Diatoms account for a large proportion of the phytoplankton found in the water, and live both in the open sea and in freshwater lakes. By reviving 100-year-old spores that had laid buried and inactive in bottom sediment, researchers at the University of Gothenburg, Sweden, have shown that diatoms are also genetically stable and survival artists.
Recent research has shown that diatoms exhibit great genetic differences and that they occur in discrete populations, which means that they multiply sexually to a greater extent than previously believed. What makes diatoms special is that if the environment they live in becomes too inhospitable they form resting spores, which gather in sediment at the bottom of the sea. When conditions improve, the spores can be revived.

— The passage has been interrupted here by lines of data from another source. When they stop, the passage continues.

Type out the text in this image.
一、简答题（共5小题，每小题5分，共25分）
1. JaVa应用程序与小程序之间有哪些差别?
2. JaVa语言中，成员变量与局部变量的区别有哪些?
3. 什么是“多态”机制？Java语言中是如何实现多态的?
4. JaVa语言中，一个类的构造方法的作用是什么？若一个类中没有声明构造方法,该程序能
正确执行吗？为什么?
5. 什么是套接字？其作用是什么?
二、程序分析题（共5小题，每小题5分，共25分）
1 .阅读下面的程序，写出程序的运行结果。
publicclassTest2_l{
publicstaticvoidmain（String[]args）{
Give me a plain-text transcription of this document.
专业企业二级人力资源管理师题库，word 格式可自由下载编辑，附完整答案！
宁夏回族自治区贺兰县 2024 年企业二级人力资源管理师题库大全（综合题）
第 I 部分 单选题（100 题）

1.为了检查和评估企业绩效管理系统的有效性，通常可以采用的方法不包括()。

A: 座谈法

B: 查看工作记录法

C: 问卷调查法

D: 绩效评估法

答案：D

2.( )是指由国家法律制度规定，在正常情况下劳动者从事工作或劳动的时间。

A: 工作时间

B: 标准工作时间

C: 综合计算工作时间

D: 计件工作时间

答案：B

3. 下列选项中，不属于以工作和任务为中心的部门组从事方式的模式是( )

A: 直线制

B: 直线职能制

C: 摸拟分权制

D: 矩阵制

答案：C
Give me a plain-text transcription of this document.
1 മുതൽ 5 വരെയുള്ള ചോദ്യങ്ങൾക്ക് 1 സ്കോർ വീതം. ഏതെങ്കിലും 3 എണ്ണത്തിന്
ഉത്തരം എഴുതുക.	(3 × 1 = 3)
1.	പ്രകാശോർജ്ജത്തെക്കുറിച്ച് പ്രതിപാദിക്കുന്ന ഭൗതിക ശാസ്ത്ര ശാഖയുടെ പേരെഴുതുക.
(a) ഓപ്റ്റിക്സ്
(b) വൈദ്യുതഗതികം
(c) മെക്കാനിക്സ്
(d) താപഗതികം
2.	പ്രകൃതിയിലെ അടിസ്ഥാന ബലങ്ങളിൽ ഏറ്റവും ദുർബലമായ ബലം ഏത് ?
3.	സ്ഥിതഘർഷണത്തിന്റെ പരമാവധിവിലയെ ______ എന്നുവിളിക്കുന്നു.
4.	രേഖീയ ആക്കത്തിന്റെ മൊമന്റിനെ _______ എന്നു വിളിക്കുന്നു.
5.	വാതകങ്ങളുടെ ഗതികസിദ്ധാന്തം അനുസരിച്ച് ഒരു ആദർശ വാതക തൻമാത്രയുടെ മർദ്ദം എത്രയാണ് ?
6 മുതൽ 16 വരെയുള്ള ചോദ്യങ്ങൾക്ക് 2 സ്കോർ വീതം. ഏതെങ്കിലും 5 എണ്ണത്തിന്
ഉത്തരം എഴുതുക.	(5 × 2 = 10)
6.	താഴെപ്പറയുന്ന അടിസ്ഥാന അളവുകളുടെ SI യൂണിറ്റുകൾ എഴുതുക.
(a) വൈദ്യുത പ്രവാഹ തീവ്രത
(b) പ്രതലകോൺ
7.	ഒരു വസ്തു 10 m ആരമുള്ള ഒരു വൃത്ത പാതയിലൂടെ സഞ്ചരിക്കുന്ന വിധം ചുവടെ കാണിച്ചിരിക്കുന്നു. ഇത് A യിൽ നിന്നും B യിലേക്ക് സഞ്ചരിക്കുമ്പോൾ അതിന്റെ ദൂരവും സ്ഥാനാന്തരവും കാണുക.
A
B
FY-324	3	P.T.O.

The study concerned is based on a sample of sediment from a highly eutrophic Danish fjord on the east coast of Jutland, Mariager Fjord, whose anoxic bottoms and bottom sediments today do not show any signs of life. After dating the different layers of a sediment core, the researchers took small pieces of sediment from various depths and transferred them to an environment favourable to diatoms. This enabled them to revive resting spores.
"We revived hundreds of genetic individuals of diatoms and induced them to start dividing again and to form cloned cultures. The oldest are more than 100 years old, the youngest quite fresh. We then identified the revived individuals genetically," says Anna Godhe of the Department of Marine Ecology at the University of Gothenburg.
40 000 generations of diatoms
As diatoms normally divide once a day, this means that for a diatom a period of 100 years is equivalent to 40 000 generations. In human terms, this means genetic material equivalent to around 800 000 years.
"We found certain differences between the algae that went into a state of rest at the start of the 20th century compared with those that formed resting spores when the eutrophication was at its worst and the freshest ones of all, but the individuals are for the most part very homogeneous throughout the sediment core, that's to say 40 000 generations of diatoms."
No traces of genetic impact over 100 years
"The most exciting thing of all in the whole study is that there are no traces at all of genetic impact from the open sea population on the diatoms in Mariager Fjord during the 100 years we have studied, despite a constant influx of diatoms from the Kattegatt with the surface water. Not one out of all the millions upon millions of diatoms that have found their way into the fjord from the Kattegatt has become established and continued to grow in the fjord.
The researchers believe that this is due to the fact that the algae that live inside the fjord are so superbly well adapted to the fjord environment and that there are so many of them (millions per litre of water, thousands per gram of sediment) that colonisers from outside are rapidly out-competed.